The only other time I felt like this was after Sept. 11. Similar place on the subway, similar situation. A man of Middle Eastern decent hopped on the subway, and my antennae perked up. And everyone on the subway became aware of him.

This began to go beyond that day. For the first time on the subway I was truly scared. I began to do the math in my head. We are at the 5th Avenue subway stop now, heading south. As the train progresses, we will hit 57th then 49th. After that it's 42nd Street/Times Square. If you wanted to disrupt the New York subway system in the worst fashion, wouldn't that be the place? Times Square is the main artery of the subway system. Nearly every train that feeds the city passes through there in some capacity, or even within a single avenue on either side. And as I thought about this the idea became reality.

What are the last moments of your life like? Are you aware of it? I always thought the worst part about Sept. 11 was not the brutality of the day, but the fact that so many people were robbed of their own deaths. They did not get to prepare, they did not see it coming. There could be no ordering of their affairs, no righting of past wrongs. That is how violent, sudden death takes us, but a mugging and a gun shot, a shark attack, a drunk driver, these things do not take 3,000 people in a single moment. None of those people got a chance to come to terms with their own end. The passing was robbed from them, in numbers still too big. And unlike the tsunami, the only current event that immediately comes to mind as have the same senseless effect, you can't blame God. But still, was there that sinking feeling, the same pit of the stomach, back of the mouth, ill-at-ease sense that gripped my gut.

At 57th I became sure the subway car was doomed. The man across from me is not only a Muslim, he is a terrorist. I'm so scared of that fact. What if the package under his arm is not a package? What if there is a timer? And a detonator? What if there is a synchronized plan? What if at a certain time, at a certain place, it's supposed to go off, sitting cupped in that man's arm and then ripping through the subway, maybe even into the next few cars?

What if?

And suddenly I was not able to deal with my own questions, with my own doubts. It's the first time that's ever happened to me.

As the train pulls into the next station I lean against the door. It is 42nd Street/Times Square. The bomb does not go off. But after this the cars will rumble on to 14th Street/Union Square. And then City Hall. And what if I'm right?

I get off. And that stupid saying comes into my head. "We have to return to our lives, because if we do not, then the terrorists win."
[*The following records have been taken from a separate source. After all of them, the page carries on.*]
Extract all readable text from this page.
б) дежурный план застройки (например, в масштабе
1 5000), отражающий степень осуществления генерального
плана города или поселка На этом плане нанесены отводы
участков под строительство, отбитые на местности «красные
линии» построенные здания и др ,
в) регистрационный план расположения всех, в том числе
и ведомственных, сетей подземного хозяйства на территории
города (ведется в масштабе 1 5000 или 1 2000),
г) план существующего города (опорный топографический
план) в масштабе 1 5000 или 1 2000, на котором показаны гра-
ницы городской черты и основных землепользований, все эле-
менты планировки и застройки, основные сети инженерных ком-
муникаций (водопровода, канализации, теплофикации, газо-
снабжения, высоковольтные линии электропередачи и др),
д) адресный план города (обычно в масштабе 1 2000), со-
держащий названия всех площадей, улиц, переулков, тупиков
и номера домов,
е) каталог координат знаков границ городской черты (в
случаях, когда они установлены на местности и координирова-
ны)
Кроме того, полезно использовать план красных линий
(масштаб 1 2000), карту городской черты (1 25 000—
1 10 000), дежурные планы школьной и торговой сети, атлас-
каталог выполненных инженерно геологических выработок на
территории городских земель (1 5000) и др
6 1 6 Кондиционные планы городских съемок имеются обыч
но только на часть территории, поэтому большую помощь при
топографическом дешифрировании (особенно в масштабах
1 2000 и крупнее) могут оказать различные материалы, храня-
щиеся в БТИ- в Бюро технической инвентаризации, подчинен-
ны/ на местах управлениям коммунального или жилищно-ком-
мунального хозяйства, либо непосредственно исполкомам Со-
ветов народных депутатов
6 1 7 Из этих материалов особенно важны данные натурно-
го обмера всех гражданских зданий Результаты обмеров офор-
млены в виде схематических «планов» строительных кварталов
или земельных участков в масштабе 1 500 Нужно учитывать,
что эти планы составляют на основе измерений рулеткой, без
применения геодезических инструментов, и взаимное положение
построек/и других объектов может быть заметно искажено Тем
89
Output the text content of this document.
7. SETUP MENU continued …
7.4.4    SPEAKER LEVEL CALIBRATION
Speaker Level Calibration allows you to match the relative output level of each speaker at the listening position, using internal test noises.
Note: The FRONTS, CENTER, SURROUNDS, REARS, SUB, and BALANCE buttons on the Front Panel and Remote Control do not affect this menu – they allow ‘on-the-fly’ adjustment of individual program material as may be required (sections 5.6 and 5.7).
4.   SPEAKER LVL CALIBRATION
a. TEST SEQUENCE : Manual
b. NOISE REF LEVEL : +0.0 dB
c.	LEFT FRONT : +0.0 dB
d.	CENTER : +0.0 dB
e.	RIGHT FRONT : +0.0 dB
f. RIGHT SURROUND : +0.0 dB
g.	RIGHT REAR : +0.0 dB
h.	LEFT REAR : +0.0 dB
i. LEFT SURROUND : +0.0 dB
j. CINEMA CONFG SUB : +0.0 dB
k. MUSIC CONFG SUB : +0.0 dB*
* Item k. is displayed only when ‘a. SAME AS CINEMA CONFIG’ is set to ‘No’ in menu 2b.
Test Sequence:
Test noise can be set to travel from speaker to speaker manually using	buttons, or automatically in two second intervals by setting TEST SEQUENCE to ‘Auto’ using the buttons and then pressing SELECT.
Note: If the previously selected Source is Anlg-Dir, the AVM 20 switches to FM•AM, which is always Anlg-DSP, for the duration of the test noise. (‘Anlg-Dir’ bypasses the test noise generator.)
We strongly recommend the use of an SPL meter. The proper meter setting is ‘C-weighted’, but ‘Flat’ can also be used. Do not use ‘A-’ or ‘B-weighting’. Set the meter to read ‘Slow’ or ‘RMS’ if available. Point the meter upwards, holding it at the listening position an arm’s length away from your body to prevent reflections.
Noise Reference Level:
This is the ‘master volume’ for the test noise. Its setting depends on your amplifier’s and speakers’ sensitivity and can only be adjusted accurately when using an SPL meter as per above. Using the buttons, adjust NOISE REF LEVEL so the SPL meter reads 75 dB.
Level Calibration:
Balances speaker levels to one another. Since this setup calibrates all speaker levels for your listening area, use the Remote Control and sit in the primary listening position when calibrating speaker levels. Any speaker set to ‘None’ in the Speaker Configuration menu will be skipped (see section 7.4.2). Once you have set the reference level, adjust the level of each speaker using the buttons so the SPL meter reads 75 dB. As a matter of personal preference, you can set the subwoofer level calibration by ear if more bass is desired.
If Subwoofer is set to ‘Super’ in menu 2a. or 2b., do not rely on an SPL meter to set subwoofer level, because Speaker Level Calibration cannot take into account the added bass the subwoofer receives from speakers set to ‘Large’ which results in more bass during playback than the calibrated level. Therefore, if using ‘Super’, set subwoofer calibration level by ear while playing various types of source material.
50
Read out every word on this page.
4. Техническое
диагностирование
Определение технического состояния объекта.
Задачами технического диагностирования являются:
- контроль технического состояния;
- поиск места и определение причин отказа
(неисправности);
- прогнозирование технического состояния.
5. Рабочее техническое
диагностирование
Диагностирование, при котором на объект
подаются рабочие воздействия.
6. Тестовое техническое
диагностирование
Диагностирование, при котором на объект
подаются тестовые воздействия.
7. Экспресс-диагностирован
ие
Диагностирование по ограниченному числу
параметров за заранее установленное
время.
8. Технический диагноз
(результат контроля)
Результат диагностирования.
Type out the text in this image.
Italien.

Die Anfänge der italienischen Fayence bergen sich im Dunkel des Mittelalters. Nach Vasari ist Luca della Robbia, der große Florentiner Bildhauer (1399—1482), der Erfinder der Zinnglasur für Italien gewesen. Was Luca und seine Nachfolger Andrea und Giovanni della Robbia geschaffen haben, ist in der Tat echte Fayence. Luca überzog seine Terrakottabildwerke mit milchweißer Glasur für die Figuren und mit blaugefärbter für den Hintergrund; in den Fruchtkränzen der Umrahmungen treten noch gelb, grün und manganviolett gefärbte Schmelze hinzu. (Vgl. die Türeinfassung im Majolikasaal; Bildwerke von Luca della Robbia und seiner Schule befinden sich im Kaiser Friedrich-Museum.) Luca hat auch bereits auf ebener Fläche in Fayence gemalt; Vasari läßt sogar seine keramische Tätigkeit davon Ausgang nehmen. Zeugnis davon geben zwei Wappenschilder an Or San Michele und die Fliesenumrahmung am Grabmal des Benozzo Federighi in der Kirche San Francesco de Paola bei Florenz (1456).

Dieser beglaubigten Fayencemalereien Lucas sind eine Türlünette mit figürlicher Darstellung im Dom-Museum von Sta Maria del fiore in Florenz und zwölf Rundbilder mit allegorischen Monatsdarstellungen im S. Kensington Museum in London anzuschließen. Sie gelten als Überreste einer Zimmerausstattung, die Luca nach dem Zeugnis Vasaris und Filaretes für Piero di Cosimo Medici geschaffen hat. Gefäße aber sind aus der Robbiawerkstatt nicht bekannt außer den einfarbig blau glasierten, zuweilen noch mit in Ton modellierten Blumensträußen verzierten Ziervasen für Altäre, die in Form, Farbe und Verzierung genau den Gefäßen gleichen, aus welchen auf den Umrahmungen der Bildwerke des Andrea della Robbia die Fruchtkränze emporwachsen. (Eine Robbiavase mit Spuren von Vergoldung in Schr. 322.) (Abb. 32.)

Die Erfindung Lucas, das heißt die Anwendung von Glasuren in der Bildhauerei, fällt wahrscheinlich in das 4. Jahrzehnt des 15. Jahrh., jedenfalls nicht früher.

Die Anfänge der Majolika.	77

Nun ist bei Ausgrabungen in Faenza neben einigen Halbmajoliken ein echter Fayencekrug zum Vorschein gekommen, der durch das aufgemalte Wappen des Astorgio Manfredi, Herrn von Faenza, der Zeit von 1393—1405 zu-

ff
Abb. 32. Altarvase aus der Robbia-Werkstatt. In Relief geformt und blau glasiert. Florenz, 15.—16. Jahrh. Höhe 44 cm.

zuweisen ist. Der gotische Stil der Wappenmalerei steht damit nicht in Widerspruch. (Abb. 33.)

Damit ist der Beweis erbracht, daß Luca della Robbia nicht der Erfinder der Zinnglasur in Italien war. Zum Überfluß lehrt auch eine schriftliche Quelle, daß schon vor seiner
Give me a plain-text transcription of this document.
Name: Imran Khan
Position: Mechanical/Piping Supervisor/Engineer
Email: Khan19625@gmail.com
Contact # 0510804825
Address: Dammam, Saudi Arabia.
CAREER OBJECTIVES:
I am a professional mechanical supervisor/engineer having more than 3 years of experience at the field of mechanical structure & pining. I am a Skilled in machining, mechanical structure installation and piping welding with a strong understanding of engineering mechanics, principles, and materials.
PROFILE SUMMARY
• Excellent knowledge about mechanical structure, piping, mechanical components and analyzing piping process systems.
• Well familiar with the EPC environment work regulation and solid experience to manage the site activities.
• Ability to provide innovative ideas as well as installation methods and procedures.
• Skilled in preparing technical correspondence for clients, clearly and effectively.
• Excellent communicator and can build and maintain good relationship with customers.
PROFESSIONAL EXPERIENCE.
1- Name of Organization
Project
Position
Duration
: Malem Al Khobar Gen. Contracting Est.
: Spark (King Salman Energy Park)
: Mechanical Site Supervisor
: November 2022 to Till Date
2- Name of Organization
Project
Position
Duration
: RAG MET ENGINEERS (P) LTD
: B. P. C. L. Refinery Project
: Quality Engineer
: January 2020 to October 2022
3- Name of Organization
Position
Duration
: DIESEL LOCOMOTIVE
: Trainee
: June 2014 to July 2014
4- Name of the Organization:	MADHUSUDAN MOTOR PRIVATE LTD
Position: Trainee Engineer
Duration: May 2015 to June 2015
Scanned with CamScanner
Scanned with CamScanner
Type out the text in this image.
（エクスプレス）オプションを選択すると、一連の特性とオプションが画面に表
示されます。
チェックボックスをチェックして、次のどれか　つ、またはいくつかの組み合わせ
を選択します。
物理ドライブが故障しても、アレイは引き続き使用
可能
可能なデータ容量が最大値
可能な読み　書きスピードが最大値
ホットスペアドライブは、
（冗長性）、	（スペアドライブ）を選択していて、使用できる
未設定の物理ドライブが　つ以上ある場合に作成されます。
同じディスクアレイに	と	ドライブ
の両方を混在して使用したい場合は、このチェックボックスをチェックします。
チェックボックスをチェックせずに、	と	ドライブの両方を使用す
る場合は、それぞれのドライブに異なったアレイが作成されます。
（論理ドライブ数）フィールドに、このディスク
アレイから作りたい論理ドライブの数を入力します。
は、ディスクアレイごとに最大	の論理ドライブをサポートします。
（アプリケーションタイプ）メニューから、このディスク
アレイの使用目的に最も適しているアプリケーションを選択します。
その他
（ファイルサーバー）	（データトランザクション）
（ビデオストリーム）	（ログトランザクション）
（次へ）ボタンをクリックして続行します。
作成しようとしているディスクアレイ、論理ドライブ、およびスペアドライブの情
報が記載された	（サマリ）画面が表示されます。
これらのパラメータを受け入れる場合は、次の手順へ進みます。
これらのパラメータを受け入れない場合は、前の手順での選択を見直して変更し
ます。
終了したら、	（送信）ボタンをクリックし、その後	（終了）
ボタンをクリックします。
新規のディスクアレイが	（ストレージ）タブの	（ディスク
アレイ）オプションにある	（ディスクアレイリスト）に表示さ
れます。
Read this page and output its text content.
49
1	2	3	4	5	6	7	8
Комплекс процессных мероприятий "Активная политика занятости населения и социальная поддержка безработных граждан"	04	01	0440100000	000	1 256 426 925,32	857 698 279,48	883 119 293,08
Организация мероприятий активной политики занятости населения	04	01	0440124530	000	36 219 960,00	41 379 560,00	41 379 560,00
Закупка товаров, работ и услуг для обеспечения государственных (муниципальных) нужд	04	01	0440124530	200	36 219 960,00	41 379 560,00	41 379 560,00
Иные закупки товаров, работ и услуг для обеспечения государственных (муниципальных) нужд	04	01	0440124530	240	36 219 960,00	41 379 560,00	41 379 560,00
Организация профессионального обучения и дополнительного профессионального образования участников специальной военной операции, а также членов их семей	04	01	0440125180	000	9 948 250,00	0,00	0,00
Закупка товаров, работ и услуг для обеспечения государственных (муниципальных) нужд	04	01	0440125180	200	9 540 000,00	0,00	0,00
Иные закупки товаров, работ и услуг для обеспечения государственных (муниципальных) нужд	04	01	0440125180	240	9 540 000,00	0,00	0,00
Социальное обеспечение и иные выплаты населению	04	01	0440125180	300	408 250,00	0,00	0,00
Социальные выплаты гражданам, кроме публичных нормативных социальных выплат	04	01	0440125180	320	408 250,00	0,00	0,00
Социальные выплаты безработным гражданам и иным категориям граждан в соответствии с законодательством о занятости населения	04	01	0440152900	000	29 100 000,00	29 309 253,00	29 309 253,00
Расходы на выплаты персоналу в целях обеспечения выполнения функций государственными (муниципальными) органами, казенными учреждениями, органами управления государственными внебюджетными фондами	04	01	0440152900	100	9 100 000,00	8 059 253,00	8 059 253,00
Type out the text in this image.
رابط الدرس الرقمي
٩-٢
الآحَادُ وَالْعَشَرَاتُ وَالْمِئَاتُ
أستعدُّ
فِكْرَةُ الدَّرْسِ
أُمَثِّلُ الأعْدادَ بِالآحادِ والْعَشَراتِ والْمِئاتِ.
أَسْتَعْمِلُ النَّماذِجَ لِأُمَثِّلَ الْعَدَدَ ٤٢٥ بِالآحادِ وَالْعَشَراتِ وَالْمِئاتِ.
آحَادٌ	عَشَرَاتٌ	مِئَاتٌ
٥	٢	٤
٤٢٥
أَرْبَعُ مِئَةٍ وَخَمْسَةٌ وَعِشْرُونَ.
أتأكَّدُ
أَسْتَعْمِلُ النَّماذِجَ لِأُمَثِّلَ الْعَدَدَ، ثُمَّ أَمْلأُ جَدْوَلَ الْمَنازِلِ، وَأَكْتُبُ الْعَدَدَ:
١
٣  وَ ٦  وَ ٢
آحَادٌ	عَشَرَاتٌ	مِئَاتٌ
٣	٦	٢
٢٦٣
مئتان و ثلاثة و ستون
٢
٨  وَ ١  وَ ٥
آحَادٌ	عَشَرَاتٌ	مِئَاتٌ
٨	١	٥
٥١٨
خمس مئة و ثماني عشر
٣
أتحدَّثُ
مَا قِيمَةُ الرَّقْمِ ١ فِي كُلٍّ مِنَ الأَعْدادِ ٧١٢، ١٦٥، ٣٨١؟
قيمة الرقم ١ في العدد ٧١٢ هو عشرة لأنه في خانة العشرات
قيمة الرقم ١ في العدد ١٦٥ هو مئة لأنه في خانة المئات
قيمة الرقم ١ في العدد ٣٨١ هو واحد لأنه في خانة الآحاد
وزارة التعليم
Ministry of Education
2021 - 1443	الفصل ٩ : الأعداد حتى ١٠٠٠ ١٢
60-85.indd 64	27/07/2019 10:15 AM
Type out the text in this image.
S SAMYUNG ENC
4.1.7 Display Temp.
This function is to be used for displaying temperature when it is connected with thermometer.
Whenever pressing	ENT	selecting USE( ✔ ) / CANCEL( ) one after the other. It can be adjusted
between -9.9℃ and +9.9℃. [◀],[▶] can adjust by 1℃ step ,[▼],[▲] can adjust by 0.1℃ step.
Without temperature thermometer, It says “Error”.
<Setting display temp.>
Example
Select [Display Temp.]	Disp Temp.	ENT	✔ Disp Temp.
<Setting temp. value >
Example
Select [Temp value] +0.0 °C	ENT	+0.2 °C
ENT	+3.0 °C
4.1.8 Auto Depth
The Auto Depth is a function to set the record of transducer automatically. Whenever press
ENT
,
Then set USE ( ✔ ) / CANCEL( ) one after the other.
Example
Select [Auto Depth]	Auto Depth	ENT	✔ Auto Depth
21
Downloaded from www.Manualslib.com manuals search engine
I don't understand that concept, but as I step off the train I feel horribly ashamed. I feel humiliated. Torn somewhere between my fear and my understanding that the man with the package under his arm probably saw me get off, just as he was probably aware of all the eyes that were on him the entire ride, just as he may have even suspected that Times Square was not my destination, but that I was going to another line, to transfer to another rail, simply to not be scared of my own fucking commute. And feeling small and stupid.